Original Published on Sep 30, 2022 at 15:40
Makes motion phones be turned off during in-camera sessions, just in case
By Rocco Frangione, Local Journalism Initiative Reporter
If a cellphone is nearby and you’re having a casual conversation, are the spoken words being picked up by the device?
Sundridge Coun. Fraser Williamson thinks so.
As a result, he’s asked town council to adopt a policy that whenever elected officials go into an in-camera meeting, council members and anyone else in that meeting must turn off their cellphones.
For Williamson, it was two unrelated events that triggered his suggestion.
Williamson said one morning a month ago the council was discussing an employee negotiation at an in camera meeting.

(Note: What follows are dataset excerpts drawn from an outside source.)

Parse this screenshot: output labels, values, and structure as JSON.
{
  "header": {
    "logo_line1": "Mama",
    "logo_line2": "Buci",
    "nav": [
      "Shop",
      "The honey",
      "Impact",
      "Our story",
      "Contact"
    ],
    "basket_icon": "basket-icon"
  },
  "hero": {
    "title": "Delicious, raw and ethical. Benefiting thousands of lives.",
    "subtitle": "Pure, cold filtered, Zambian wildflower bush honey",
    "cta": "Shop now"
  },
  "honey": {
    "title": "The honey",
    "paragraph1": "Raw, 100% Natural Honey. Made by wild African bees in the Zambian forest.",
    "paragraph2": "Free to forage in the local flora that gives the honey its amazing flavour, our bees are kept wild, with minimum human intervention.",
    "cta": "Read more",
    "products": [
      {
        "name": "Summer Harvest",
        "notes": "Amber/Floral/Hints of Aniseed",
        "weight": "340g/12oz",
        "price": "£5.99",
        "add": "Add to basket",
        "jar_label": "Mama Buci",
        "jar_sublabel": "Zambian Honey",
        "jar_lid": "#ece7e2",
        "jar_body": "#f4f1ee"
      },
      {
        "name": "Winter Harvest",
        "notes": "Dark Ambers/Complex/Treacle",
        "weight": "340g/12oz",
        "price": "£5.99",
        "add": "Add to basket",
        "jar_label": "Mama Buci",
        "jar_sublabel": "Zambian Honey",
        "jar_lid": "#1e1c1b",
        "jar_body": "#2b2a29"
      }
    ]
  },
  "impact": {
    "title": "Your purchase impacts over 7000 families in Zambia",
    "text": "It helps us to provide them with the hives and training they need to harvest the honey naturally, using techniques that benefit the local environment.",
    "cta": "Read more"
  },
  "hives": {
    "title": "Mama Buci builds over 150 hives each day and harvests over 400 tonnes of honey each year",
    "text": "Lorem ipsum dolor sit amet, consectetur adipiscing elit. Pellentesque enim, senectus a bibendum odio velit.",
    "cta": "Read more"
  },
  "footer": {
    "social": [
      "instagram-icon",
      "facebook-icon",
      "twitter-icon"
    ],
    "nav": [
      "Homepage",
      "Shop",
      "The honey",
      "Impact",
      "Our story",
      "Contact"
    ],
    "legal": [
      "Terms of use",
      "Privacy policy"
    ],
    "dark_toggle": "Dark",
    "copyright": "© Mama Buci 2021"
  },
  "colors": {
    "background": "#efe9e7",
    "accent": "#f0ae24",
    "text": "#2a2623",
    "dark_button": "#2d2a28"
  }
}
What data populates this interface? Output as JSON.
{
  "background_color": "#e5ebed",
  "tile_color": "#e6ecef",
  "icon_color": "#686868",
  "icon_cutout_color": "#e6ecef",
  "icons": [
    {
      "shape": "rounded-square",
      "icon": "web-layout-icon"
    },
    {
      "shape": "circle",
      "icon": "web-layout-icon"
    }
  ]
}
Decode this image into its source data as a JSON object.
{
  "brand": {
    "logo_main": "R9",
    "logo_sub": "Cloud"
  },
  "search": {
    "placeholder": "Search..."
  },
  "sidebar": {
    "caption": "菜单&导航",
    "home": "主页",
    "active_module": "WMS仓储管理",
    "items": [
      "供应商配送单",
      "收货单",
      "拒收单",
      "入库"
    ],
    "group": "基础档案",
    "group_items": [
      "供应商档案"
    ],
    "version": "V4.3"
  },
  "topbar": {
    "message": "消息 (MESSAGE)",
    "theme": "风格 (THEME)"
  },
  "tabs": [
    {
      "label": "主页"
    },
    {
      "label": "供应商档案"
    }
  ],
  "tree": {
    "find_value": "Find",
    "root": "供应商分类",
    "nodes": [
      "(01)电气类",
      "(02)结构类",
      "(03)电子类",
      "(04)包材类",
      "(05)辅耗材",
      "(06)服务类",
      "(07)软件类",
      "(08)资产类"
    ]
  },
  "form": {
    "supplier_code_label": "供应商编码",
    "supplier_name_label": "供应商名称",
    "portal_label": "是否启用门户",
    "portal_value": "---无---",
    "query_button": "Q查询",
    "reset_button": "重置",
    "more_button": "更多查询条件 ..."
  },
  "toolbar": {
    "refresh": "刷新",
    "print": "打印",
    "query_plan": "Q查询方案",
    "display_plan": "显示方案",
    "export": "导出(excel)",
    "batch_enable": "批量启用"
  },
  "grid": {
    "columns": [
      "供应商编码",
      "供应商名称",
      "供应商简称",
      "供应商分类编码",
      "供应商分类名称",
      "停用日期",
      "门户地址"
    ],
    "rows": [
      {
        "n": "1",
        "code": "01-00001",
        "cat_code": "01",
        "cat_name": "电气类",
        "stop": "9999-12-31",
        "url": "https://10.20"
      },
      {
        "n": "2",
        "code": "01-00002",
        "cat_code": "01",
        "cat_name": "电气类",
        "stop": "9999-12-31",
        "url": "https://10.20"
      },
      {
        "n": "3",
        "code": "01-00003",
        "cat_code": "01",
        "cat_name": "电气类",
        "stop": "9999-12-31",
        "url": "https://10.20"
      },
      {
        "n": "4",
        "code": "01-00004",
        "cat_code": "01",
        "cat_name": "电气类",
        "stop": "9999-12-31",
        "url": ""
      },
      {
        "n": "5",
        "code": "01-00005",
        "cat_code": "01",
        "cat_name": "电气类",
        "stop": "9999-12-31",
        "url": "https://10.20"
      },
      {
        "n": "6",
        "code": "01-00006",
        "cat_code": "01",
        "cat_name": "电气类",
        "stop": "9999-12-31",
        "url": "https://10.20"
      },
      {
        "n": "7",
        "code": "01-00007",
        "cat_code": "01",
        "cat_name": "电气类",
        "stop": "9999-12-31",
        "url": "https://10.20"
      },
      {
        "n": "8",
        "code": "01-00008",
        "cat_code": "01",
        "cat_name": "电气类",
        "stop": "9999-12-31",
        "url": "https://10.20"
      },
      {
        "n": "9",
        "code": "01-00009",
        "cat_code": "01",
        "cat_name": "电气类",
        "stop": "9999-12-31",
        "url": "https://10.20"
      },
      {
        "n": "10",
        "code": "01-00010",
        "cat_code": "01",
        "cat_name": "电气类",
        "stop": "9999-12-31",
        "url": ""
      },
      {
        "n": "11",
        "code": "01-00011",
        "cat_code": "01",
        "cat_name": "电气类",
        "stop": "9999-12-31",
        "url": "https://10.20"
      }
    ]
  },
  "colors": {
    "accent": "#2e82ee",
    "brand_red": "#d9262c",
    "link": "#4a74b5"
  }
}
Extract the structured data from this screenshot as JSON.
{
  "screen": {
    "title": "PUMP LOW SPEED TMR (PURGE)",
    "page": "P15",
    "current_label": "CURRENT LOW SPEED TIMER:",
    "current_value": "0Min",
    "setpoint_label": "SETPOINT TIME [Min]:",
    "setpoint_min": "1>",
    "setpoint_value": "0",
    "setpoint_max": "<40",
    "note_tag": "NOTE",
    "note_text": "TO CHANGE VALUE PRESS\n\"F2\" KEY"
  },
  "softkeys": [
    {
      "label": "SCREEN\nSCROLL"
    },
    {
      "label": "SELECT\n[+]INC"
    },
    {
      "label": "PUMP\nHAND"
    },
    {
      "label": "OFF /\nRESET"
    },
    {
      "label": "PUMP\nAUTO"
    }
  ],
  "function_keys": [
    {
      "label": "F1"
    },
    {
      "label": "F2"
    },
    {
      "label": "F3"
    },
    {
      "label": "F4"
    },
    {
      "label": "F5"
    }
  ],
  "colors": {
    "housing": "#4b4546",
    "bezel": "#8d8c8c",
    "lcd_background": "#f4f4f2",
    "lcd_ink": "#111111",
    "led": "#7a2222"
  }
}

When it was over, Williamson went home and he and his wife Sandra began watching television that afternoon. He hit a channel that was broadcasting an old episode of the animated series King of the Hill.
“I just happened to mention to my wife that I used to watch this years ago on Sunday nights,” Williamson said.
A short time after making the comment to his wife, Williamson said an advertisement appeared on his cellphone for a King of the Hill T-shirt.
Williamson always carries his cellphone and the timing of the ad so soon after he made the comment to his wife got him thinking if their conversations were being picked up.
“And then that got me wondering if what we talked about during the confidential council meeting earlier that day was picked up,” Willaimson said.
Williamson said his cellphone was on vibrate during the in camera meeting.
Erring on the side of caution, Williamson proposed his resolution calling for cellphones to be turned off when council holds in camera meetings.
Williamson proposed his resolution at Wednesday’s council meeting where he recounted the story of getting a King of the Hill ad on his phone after talking to his wife about the animated series.
The next day Williamson spoke to The Nugget and said after mentioning the animated series by name at Wednesday’s council meeting, later that evening he received an unsolicited King of the Hill meme on his cellphone.
Williamson says he’s heard similar stories about ads appearing on cellphones a short time after people have talked about the very thing the advertisement promotes.
Williamson says if cellphones are picking up conversations, especially those that are confidential and sensitive in nature, it’s not a bad idea to take steps that keep that from happening.
Council expects to formally adopt the cellphone policy at its first October meeting.
Williamson says he wouldn’t be surprised if other town councils already have such a policy in place for the reasons he outlined or might adopt a similar policy just to help ensure the wrong “ears” are not listening in.